1. Mai

1. Mai

Noch mehr Berichte und Korrespondenzen von Demo und Kundgebungen

"Rote Fahne News" hat auch noch viele lebendige Berichte und Korrespondenzen zum Internationalen Kampftag der Arbeiterklasse erhalten. Wir stellen sie hier weiter für unsere Leserinnen und Leser zusammen.

Korrespondenzen / gis
Noch mehr Berichte und Korrespondenzen von Demo und Kundgebungen
Rebellinnen am Stand beim 1. Mai in Leipzig (rf-foto)
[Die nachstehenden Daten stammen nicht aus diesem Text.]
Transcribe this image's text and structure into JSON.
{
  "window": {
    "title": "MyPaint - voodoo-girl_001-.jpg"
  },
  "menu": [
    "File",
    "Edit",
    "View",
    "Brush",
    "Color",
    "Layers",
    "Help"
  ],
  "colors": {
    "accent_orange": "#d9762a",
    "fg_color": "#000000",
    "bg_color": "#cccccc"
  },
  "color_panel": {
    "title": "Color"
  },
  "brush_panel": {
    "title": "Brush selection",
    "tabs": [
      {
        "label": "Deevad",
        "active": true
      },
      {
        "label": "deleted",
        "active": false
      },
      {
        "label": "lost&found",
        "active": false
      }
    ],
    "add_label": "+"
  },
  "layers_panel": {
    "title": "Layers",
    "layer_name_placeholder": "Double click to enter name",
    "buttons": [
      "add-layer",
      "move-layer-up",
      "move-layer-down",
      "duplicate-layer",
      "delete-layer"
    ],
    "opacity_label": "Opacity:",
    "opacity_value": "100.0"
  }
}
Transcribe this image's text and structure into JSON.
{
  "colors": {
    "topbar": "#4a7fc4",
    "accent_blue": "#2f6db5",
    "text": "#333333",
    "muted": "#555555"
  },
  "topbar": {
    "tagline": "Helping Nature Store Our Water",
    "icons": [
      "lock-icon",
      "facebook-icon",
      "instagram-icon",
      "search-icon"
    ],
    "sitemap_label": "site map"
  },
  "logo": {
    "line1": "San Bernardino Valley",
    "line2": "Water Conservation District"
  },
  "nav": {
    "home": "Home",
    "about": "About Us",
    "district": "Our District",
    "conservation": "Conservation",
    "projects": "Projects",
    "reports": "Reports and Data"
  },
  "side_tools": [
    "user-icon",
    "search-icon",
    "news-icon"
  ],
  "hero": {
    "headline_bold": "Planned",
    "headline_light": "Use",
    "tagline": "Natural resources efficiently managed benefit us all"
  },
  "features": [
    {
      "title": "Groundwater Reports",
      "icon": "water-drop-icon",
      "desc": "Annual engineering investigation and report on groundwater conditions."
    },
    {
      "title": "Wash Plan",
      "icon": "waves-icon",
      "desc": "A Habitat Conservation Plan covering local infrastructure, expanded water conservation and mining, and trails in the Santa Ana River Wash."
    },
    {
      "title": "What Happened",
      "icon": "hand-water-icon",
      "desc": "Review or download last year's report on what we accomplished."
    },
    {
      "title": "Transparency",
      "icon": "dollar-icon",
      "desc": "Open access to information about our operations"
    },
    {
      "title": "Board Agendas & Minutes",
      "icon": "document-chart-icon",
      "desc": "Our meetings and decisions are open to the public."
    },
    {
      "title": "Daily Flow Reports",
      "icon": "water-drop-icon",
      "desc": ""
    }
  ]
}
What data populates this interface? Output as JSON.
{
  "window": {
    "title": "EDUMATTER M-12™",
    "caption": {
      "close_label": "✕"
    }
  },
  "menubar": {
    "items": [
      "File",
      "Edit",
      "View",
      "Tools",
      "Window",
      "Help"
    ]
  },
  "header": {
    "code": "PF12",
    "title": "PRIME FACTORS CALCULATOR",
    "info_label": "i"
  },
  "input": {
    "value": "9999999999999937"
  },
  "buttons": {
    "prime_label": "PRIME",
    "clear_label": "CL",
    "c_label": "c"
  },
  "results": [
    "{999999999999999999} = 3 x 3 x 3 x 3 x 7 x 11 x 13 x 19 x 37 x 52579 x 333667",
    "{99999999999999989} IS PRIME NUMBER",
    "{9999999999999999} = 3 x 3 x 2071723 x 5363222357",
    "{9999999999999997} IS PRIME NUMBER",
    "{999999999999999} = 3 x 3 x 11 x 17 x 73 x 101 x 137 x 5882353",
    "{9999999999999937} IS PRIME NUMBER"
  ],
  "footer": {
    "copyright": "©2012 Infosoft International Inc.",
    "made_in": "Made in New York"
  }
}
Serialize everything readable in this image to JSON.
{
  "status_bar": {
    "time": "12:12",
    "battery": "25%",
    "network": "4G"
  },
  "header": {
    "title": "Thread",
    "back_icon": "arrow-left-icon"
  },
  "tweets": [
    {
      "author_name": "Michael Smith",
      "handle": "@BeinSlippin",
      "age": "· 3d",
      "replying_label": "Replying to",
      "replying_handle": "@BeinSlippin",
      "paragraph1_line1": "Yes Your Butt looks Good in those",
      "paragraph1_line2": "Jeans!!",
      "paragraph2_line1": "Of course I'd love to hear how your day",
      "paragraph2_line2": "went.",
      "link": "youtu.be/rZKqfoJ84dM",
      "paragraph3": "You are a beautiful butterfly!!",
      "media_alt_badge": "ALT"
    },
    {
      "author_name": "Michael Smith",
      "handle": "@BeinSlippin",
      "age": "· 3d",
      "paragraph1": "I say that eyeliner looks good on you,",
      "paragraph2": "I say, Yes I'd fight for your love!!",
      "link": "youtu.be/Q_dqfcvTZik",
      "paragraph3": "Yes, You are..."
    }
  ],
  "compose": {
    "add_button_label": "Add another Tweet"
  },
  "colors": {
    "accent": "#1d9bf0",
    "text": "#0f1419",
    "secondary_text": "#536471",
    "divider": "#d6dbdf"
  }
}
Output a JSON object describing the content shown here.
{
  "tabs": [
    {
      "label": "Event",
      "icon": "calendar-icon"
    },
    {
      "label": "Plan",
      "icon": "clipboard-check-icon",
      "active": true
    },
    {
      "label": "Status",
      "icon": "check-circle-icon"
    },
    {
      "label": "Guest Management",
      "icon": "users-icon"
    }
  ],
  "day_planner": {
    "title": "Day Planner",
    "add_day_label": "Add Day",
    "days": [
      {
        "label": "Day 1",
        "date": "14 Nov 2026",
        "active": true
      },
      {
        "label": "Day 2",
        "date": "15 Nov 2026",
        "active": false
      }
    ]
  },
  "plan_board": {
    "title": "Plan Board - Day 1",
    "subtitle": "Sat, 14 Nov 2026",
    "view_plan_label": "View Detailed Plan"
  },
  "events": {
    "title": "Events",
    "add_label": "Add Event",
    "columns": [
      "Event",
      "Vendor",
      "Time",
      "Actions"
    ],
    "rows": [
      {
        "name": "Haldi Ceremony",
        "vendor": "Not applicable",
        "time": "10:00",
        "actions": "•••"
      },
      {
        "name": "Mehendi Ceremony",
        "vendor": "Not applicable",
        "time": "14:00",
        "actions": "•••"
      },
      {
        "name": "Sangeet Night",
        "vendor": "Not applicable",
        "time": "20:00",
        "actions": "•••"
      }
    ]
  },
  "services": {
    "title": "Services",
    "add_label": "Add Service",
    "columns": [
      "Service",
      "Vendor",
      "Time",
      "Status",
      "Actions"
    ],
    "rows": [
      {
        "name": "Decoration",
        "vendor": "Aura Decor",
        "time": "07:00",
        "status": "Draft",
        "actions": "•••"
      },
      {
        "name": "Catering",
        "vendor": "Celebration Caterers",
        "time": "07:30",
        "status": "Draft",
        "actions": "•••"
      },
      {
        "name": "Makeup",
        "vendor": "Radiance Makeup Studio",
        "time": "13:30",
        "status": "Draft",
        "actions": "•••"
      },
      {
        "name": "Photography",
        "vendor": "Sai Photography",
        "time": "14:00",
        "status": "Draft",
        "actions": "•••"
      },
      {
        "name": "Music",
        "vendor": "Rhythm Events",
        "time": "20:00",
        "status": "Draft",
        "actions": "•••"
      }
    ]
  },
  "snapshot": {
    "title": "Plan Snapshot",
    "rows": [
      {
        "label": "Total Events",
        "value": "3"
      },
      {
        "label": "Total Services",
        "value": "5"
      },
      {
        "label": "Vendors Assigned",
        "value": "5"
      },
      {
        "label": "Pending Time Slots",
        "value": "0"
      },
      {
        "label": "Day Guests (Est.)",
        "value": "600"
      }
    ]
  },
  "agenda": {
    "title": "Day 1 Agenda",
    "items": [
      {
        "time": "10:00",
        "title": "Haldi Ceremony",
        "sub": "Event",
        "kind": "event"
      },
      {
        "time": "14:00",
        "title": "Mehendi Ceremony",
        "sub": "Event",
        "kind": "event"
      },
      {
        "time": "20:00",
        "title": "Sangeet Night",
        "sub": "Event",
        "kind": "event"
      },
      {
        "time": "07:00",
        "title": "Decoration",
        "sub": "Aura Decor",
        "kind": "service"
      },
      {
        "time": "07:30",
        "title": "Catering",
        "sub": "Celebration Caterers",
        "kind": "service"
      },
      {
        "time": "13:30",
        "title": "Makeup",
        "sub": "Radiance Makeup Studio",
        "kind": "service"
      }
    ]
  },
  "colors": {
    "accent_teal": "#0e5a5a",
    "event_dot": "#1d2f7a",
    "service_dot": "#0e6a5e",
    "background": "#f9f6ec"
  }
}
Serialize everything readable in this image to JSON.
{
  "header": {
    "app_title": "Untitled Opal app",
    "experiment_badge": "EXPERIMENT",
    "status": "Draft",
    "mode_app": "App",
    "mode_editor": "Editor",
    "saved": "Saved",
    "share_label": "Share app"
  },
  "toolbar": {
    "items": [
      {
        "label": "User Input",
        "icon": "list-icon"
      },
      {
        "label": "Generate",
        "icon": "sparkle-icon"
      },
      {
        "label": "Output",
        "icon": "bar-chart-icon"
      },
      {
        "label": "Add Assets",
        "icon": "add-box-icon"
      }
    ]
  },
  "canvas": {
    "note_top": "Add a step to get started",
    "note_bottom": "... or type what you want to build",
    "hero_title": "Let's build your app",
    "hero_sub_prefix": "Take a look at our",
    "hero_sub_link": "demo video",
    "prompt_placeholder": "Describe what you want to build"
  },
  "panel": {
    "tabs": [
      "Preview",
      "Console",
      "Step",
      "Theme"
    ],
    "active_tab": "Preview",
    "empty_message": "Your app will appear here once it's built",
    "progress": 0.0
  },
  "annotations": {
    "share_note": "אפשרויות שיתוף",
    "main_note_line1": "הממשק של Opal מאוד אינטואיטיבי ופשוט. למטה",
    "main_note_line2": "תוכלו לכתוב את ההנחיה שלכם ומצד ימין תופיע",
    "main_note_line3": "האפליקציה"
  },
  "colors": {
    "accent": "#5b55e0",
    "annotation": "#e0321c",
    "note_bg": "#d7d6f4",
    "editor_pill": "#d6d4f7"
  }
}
In Leipzig fanden dieses Jahr am Internationalen Kampftag der Arbeiter insgesamt sechs Demonstrationen bzw. Kundgebungen statt. Die zentrale Maikundgebung des DGB mit dem DGB-Vorsitzenden Reiner Hoffmann unter dem Motto „Europa. Jetzt aber richtig!“ fand dieses Jahr in Leipzig statt. An der Demonstration nahmen laut DGB 2.500 Leute teil, auch MLPD, REBELL und das Internationalistische Bündnis waren dabei. Auf dem zentralen Marktplatz stießen die Demonstranten auf weitere 2.000 Menschen, die sich dort an diversen Info-Ständen informieren und organisieren konnten. Die Stände von MLPD, REBELL und dem Internationalistischen Bündnis waren stets umringt von Interessierten, viele Jugendliche prägten das Bild. Bei strahlendem Sonnenschein wurden Wahlzeitungen verteilt und genutzt, um mit den Leuten zu diskutieren, dass die EU als imperialistisches Bündnis bekämpft werden muss und sie weder für Völkerfreundschaft, Solidarität oder gar eine menschenwürdige Flüchtlingspolitik steht. Stattdessen muss sie revolutionär überwunden werden. Viele Jugendliche zeigten Interesse und wollten wissen, „wie wir uns das mit dem Sozialismus eigentlich genau vorstellen“. Ein junges Mädchen kam schnurstraks auf unseren Stand zu und fragte: „Kann man bei euch mitmachen?“ Sie hat dann direkt eine Mitmachkarte ausgefüllt.

 

In Bremen verging die Zeit am Stand wie im Flug, beständig kamen Menschen verschiedenen Alters interessiert heran, auch einige Jugendliche. Es ergaben sich teils sehr intensive ernsthafte Gespräche mit ihnen und Übereinstimmung damit, dass der Kapitalismus keine Zukunft bietet und es eine starke organisierte Kraft braucht, um eine befreite Gesellschaft zu erreichen. Eine Suche nach einer antikapitalistischen Alternative war hier spürbar; viele Jugendliche werden bewusster! Für die Genehmigung des Stands mussten wir das Motto unterschreiben, "Europa! Jetzt aber richtig!" mit der Begründung, "Wir machen den 1. Mai zum Tag der europäischen Solidarität und wünschen uns, dass Sie den Europabezug in Ihrem Auftritt mit uns aufgreifen." Das haben wir natürlich getan, indem wir unsere volle Solidarität mit den Völkern des Kontinents Europa bekundet haben und uns deshalb auch klar gegen die imperialistische EU aussprechen mit der EU-Armee PESCO und einem Wohlstand für wenige auf dem Rücken vieler, v.a. auch Ländern außerhalb der EU. Parallel zur traditionellen 1. Mai-Demo des DGB fand eine sogenannte "Internationalistische revolutionäre 1. Mai-Kundgebung" statt mit ca. 600 / 900 Teilnehmern (Angaben Polizei / Veranstalter). Diese richtete sich gegen die Gewerkschaften. Wir haben einige Auseinandersetzungen begonnen darüber, dass der Protest gegen das Co-Management der Gewerkschaftsführung mit den Konzernspitzen berechtigt ist, aber dass die Gewerkschaften die starken Kampforganisationen der Arbeiter sein müssen.